Title :
A K-phoneme-class based multi-model method for short utterance speaker recognition
Author :
Chenhao Zhang ; Xiaojun Wu ; Zheng, Thomas Fang ; Linlin Wang ; Cong Yin
Author_Institution :
Dept. of Comput. Sci. & Technol., Tsinghua Univ., Beijing, China
Abstract :
For GMM-UBM based text-independent speaker recognition, the performance decreases significantly when the test speech is too short.
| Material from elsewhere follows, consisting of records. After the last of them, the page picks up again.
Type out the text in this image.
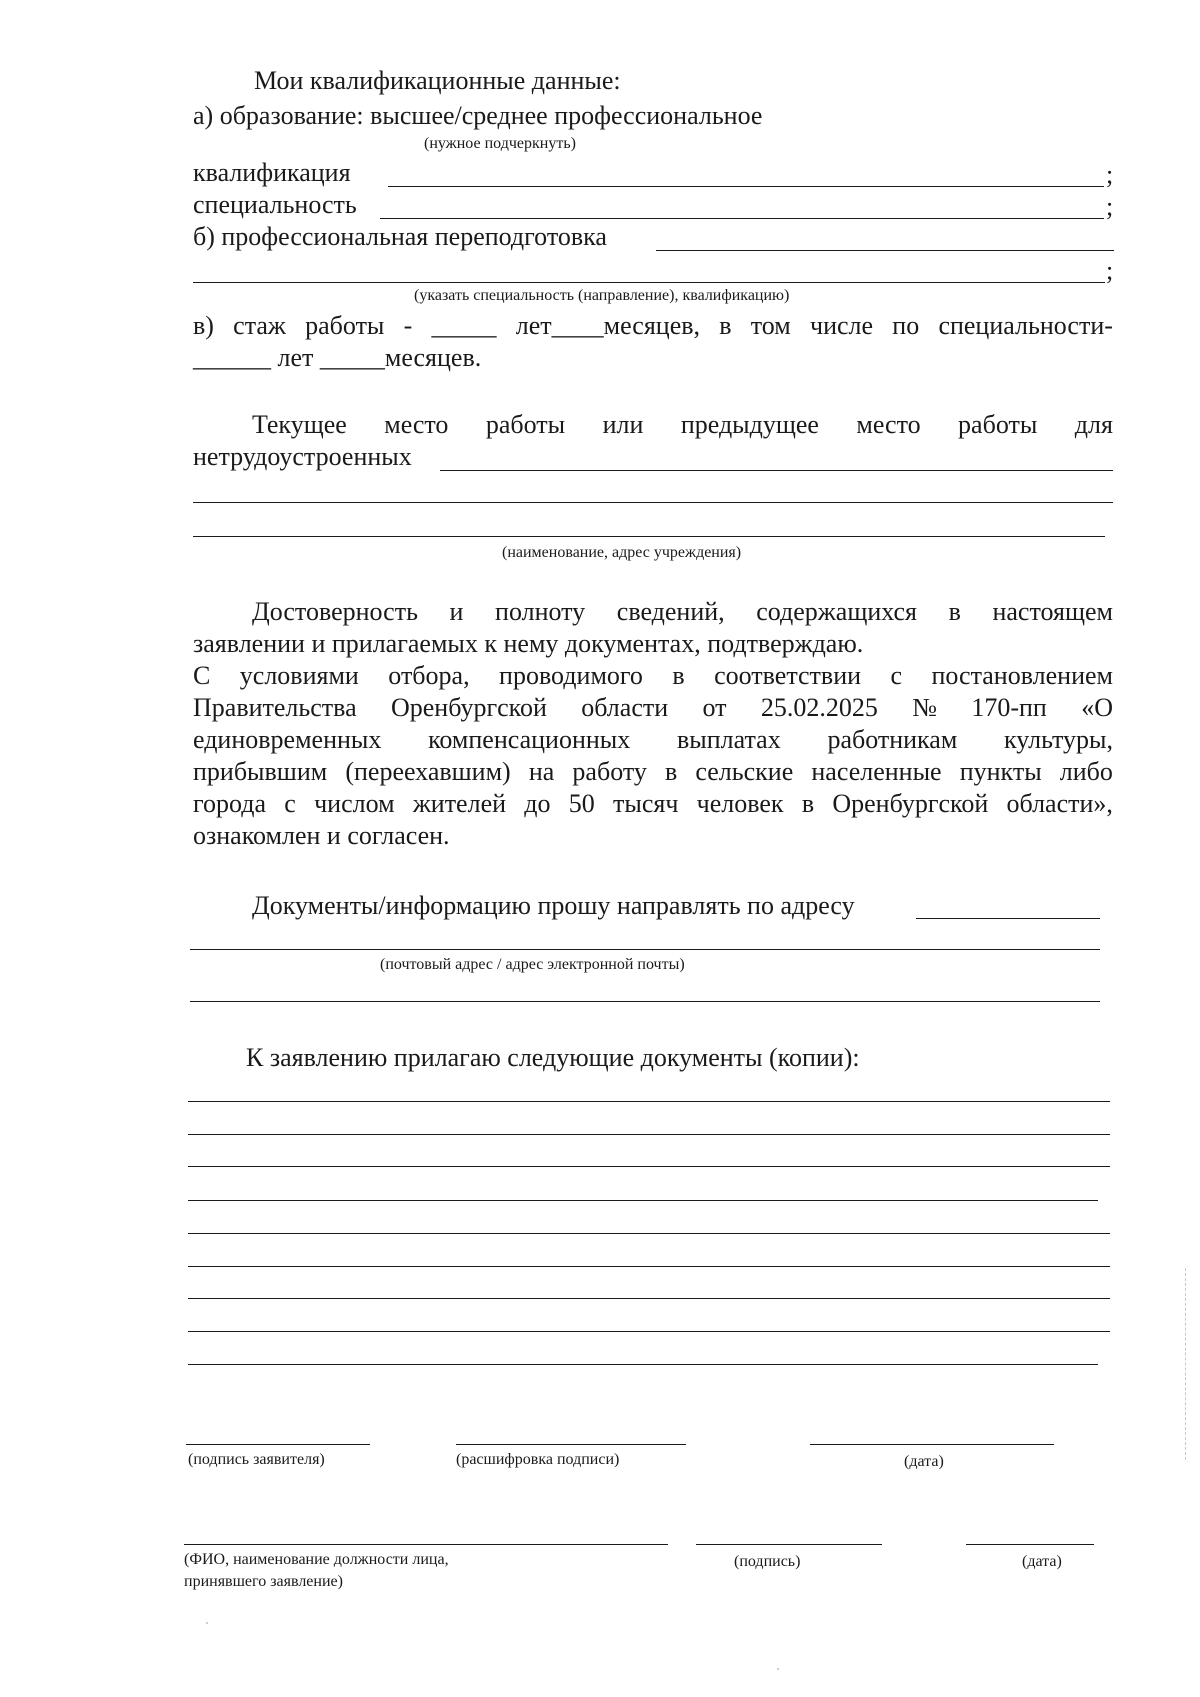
Мои квалификационные данные:
а) образование: высшее/среднее профессиональное
(нужное подчеркнуть)
квалификация	;
специальность	;
б) профессиональная переподготовка
;
(указать специальность (направление), квалификацию)
в) стаж работы - _____ лет____месяцев, в том числе по специальности-
______ лет _____месяцев.
Текущее место работы или предыдущее место работы для
нетрудоустроенных
(наименование, адрес учреждения)
Достоверность и полноту сведений, содержащихся в настоящем
заявлении и прилагаемых к нему документах, подтверждаю.
С условиями отбора, проводимого в соответствии с постановлением
Правительства Оренбургской области от 25.02.2025 № 170-пп «О
единовременных компенсационных выплатах работникам культуры,
прибывшим (переехавшим) на работу в сельские населенные пункты либо
города с числом жителей до 50 тысяч человек в Оренбургской области»,
ознакомлен и согласен.
Документы/информацию прошу направлять по адресу
(почтовый адрес / адрес электронной почты)
К заявлению прилагаю следующие документы (копии):
(подпись заявителя)	(расшифровка подписи)	(дата)
(ФИО, наименование должности лица,
принявшего заявление)
(подпись)	(дата)
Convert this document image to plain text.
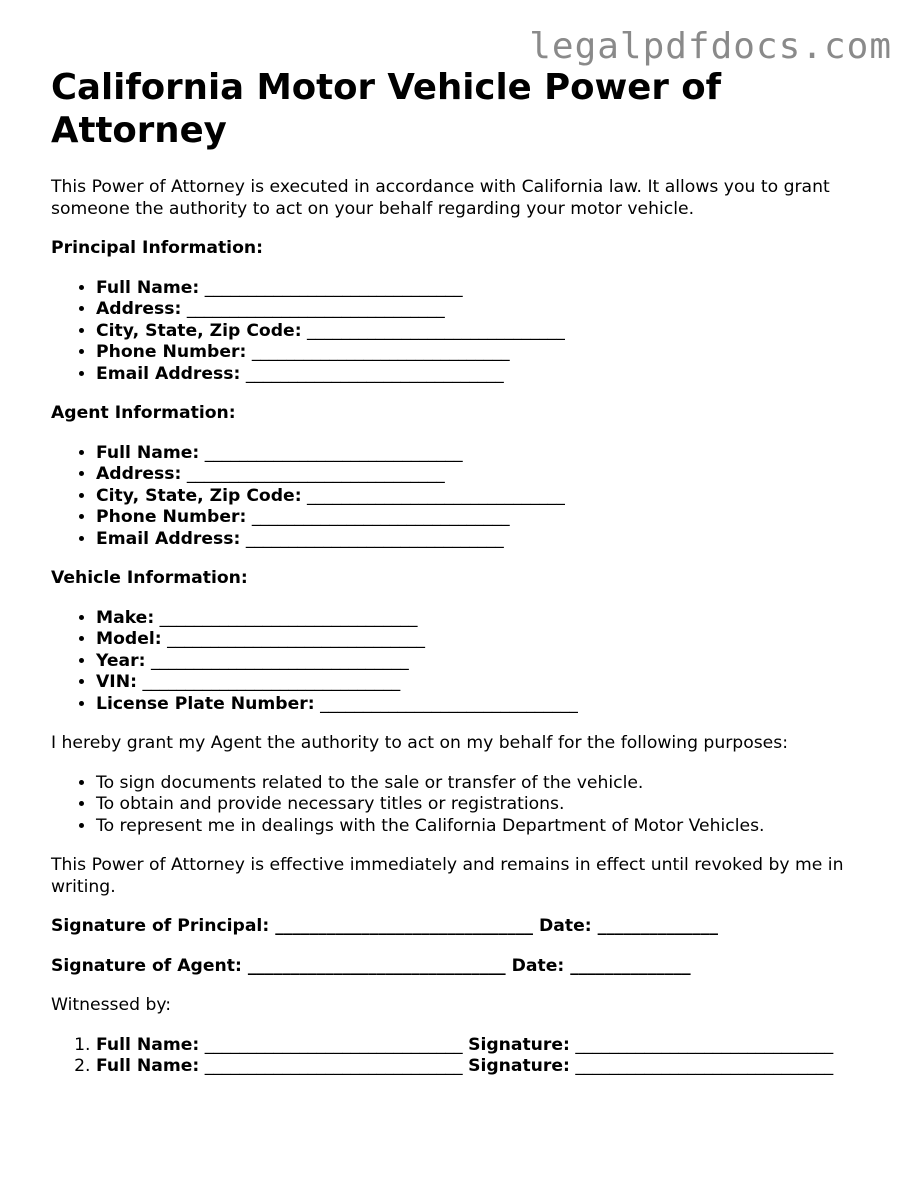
legalpdfdocs.com
California Motor Vehicle Power of Attorney

This Power of Attorney is executed in accordance with California law. It allows you to grant someone the authority to act on your behalf regarding your motor vehicle.

Principal Information:

• Full Name: ______________________________
• Address: ______________________________
• City, State, Zip Code: ______________________________
• Phone Number: ______________________________
• Email Address: ______________________________

Agent Information:

• Full Name: ______________________________
• Address: ______________________________
• City, State, Zip Code: ______________________________
• Phone Number: ______________________________
• Email Address: ______________________________

Vehicle Information:

• Make: ______________________________
• Model: ______________________________
• Year: ______________________________
• VIN: ______________________________
• License Plate Number: ______________________________

I hereby grant my Agent the authority to act on my behalf for the following purposes:

• To sign documents related to the sale or transfer of the vehicle.
• To obtain and provide necessary titles or registrations.
• To represent me in dealings with the California Department of Motor Vehicles.

This Power of Attorney is effective immediately and remains in effect until revoked by me in writing.

Signature of Principal: ______________________________ Date: ______________

Signature of Agent: ______________________________ Date: ______________

Witnessed by:

1. Full Name: ______________________________ Signature: ______________________________
2. Full Name: ______________________________ Signature: ______________________________
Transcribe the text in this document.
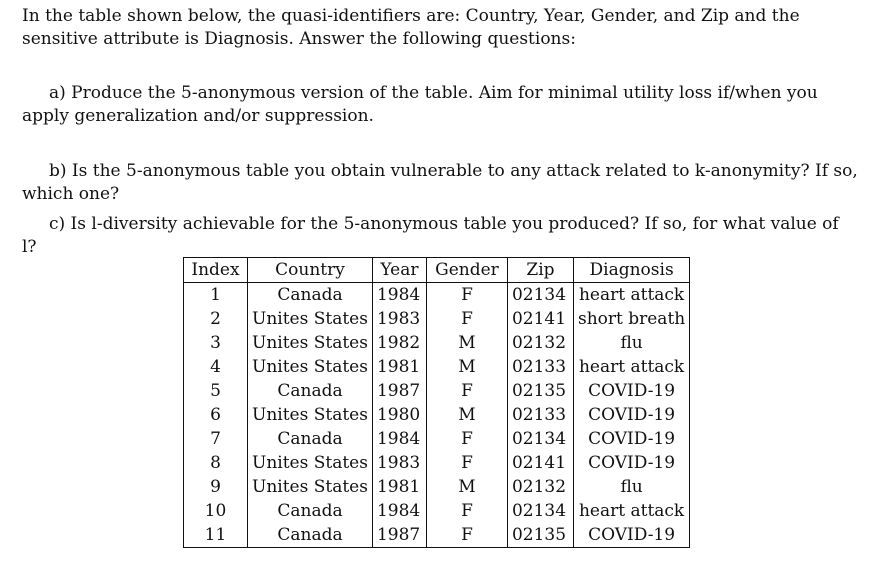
In the table shown below, the quasi-identifiers are: Country, Year, Gender, and Zip and the sensitive attribute is Diagnosis. Answer the following questions:

a) Produce the 5-anonymous version of the table. Aim for minimal utility loss if/when you apply generalization and/or suppression.

b) Is the 5-anonymous table you obtain vulnerable to any attack related to k-anonymity? If so, which one?

c) Is l-diversity achievable for the 5-anonymous table you produced? If so, for what value of l?

Index	Country	Year	Gender	Zip	Diagnosis
1	Canada	1984	F	02134	heart attack
2	Unites States	1983	F	02141	short breath
3	Unites States	1982	M	02132	flu
4	Unites States	1981	M	02133	heart attack
5	Canada	1987	F	02135	COVID-19
6	Unites States	1980	M	02133	COVID-19
7	Canada	1984	F	02134	COVID-19
8	Unites States	1983	F	02141	COVID-19
9	Unites States	1981	M	02132	flu
10	Canada	1984	F	02134	heart attack
11	Canada	1987	F	02135	COVID-19
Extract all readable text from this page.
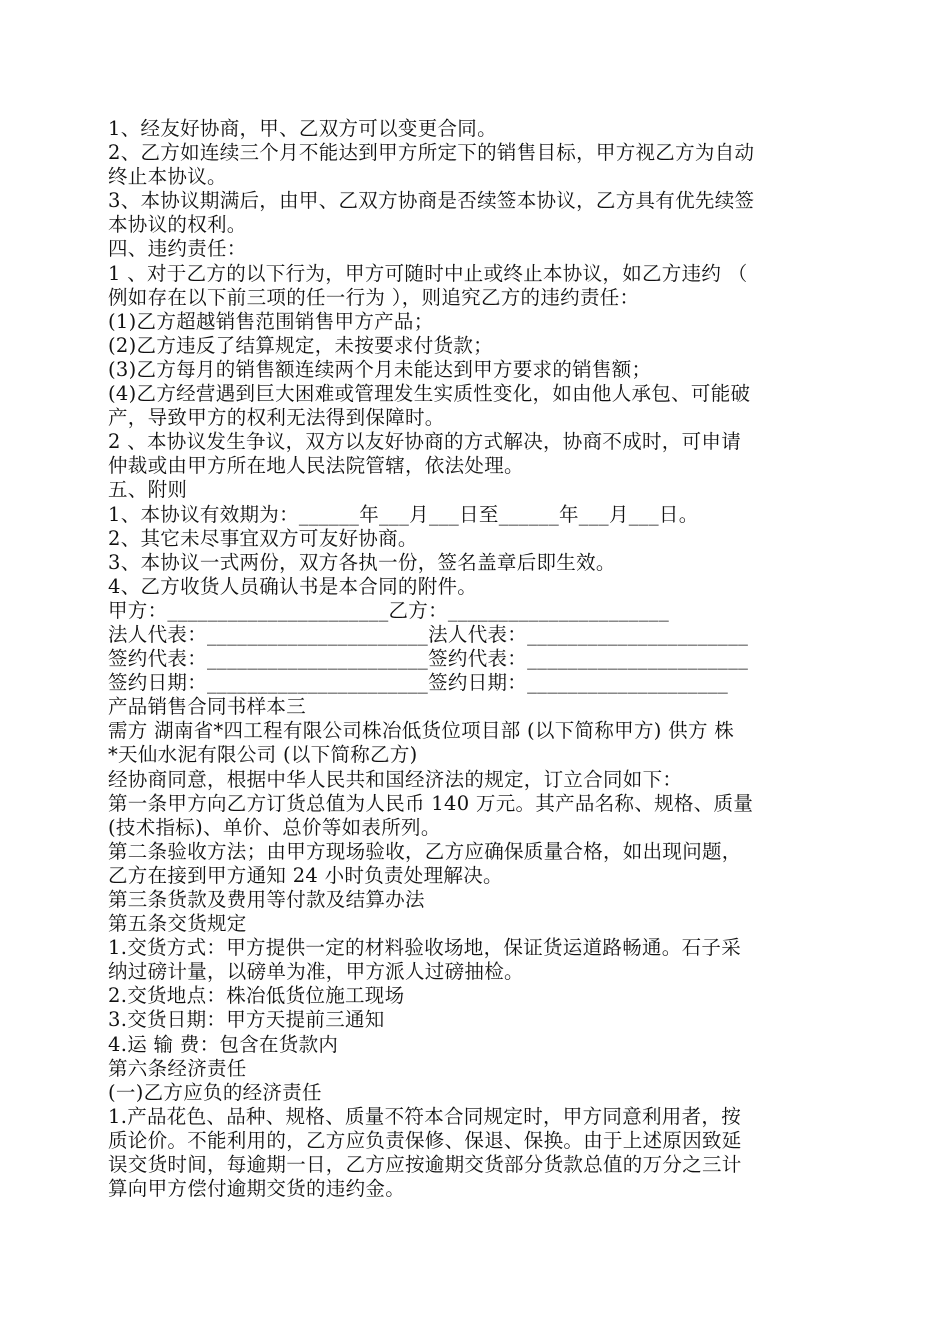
1、经友好协商，甲、乙双方可以变更合同。
2、乙方如连续三个月不能达到甲方所定下的销售目标，甲方视乙方为自动
终止本协议。
3、本协议期满后，由甲、乙双方协商是否续签本协议，乙方具有优先续签
本协议的权利。
四、违约责任：
1 、对于乙方的以下行为，甲方可随时中止或终止本协议，如乙方违约 （
例如存在以下前三项的任一行为 ），则追究乙方的违约责任：
(1)乙方超越销售范围销售甲方产品；
(2)乙方违反了结算规定，未按要求付货款；
(3)乙方每月的销售额连续两个月未能达到甲方要求的销售额；
(4)乙方经营遇到巨大困难或管理发生实质性变化，如由他人承包、可能破
产，导致甲方的权利无法得到保障时。
2 、本协议发生争议，双方以友好协商的方式解决，协商不成时，可申请
仲裁或由甲方所在地人民法院管辖，依法处理。
五、附则
1、本协议有效期为：______年___月___日至______年___月___日。
2、其它未尽事宜双方可友好协商。
3、本协议一式两份，双方各执一份，签名盖章后即生效。
4、乙方收货人员确认书是本合同的附件。
甲方：______________________乙方：______________________
法人代表：______________________法人代表：______________________
签约代表：______________________签约代表：______________________
签约日期：______________________签约日期：____________________
产品销售合同书样本三
需方 湖南省*四工程有限公司株冶低货位项目部 (以下简称甲方) 供方 株
*天仙水泥有限公司 (以下简称乙方)
经协商同意，根据中华人民共和国经济法的规定，订立合同如下：
第一条甲方向乙方订货总值为人民币 140 万元。其产品名称、规格、质量
(技术指标)、单价、总价等如表所列。
第二条验收方法；由甲方现场验收，乙方应确保质量合格，如出现问题，
乙方在接到甲方通知 24 小时负责处理解决。
第三条货款及费用等付款及结算办法
第五条交货规定
1.交货方式：甲方提供一定的材料验收场地，保证货运道路畅通。石子采
纳过磅计量，以磅单为准，甲方派人过磅抽检。
2.交货地点：株冶低货位施工现场
3.交货日期：甲方天提前三通知
4.运 输 费：包含在货款内
第六条经济责任
(一)乙方应负的经济责任
1.产品花色、品种、规格、质量不符本合同规定时，甲方同意利用者，按
质论价。不能利用的，乙方应负责保修、保退、保换。由于上述原因致延
误交货时间，每逾期一日，乙方应按逾期交货部分货款总值的万分之三计
算向甲方偿付逾期交货的违约金。
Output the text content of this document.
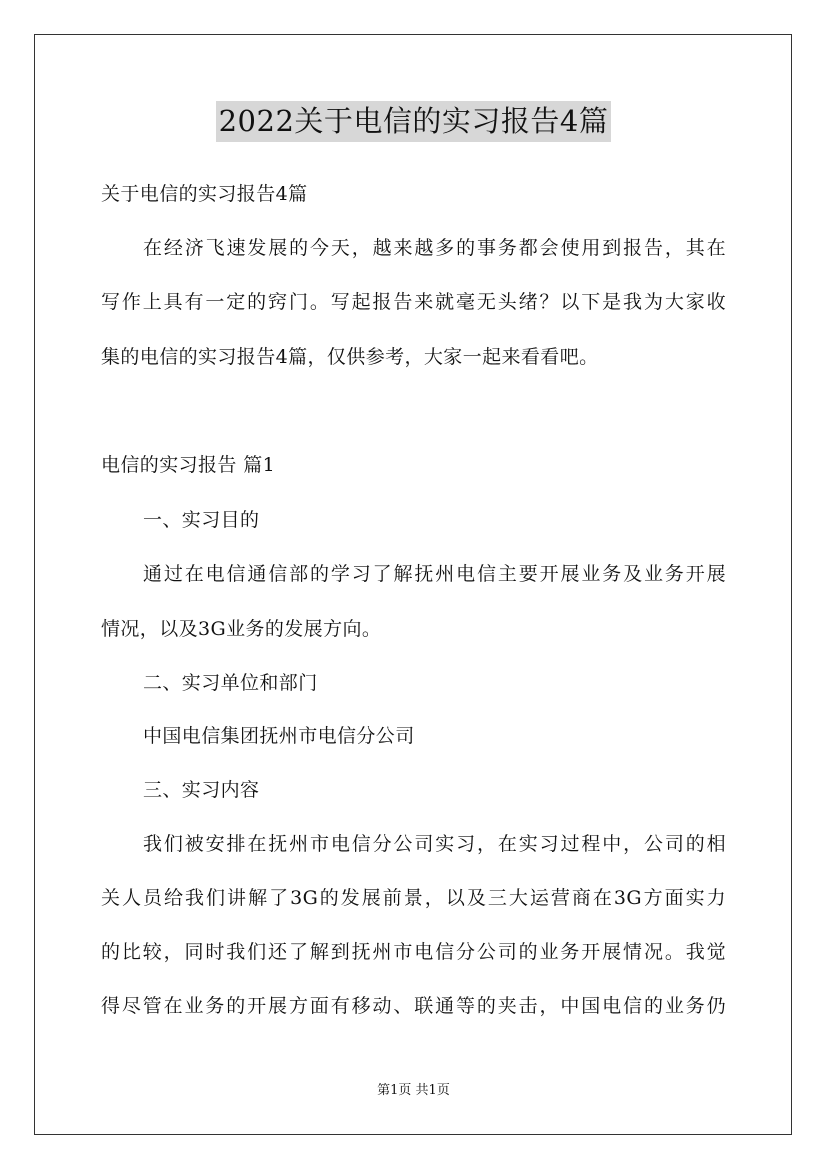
2022关于电信的实习报告4篇
关于电信的实习报告4篇
在经济飞速发展的今天，越来越多的事务都会使用到报告，其在
写作上具有一定的窍门。写起报告来就毫无头绪？以下是我为大家收
集的电信的实习报告4篇，仅供参考，大家一起来看看吧。
电信的实习报告 篇1
一、实习目的
通过在电信通信部的学习了解抚州电信主要开展业务及业务开展
情况，以及3G业务的发展方向。
二、实习单位和部门
中国电信集团抚州市电信分公司
三、实习内容
我们被安排在抚州市电信分公司实习，在实习过程中，公司的相
关人员给我们讲解了3G的发展前景，以及三大运营商在3G方面实力
的比较，同时我们还了解到抚州市电信分公司的业务开展情况。我觉
得尽管在业务的开展方面有移动、联通等的夹击，中国电信的业务仍
第1页 共1页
Considering that the use of text information is helpful, a K-phoneme-class scoring based multiple phoneme class speaker model method (shortened as K-phoneme-class based multi-model method, abbreviated as KPCMMM) is proposed including a phoneme class speech recognition stage and a phoneme class dependent multi-model speaker recognition stage, where K means the number of most likely phoneme classes to be used in the second stage. Two different phoneme class definitions, expert-knowledge based and data-driven, are compared, and the performance as a function of K is also studied. Experimental results show that the data-driven phoneme class definition outperforms the expert-knowledge based one, and that an appropriate K value can lead to much better performance. Compared with the baseline GMM-UBM system, the proposed KPCMMM can achieve a relative equal error rate (EER) reduction of 38.60% for text-independent speaker recognition with a length of less than 2 seconds of test speech.
Keywords :
Gaussian processes; speaker recognition; GMM-UBM; K-phoneme-class scoring; data-driven phoneme class definition; multimodel method; phoneme class dependent multimodel speaker recognition stage; phoneme class speaker model method; phoneme class speech recognition stage; relative equal error rate reduction; short utterance speaker recognition; text-independent speaker recognition; Data models; Mathematical model; Speaker recognition; Speech; Speech recognition; Training; Training data;
Conference_Titel :
Signal & Information Processing Association Annual Summit and Conference (APSIPA ASC), 2012 Asia-Pacific
Conference_Location :
Hollywood, CA
Print_ISBN :
978-1-4673-4863-8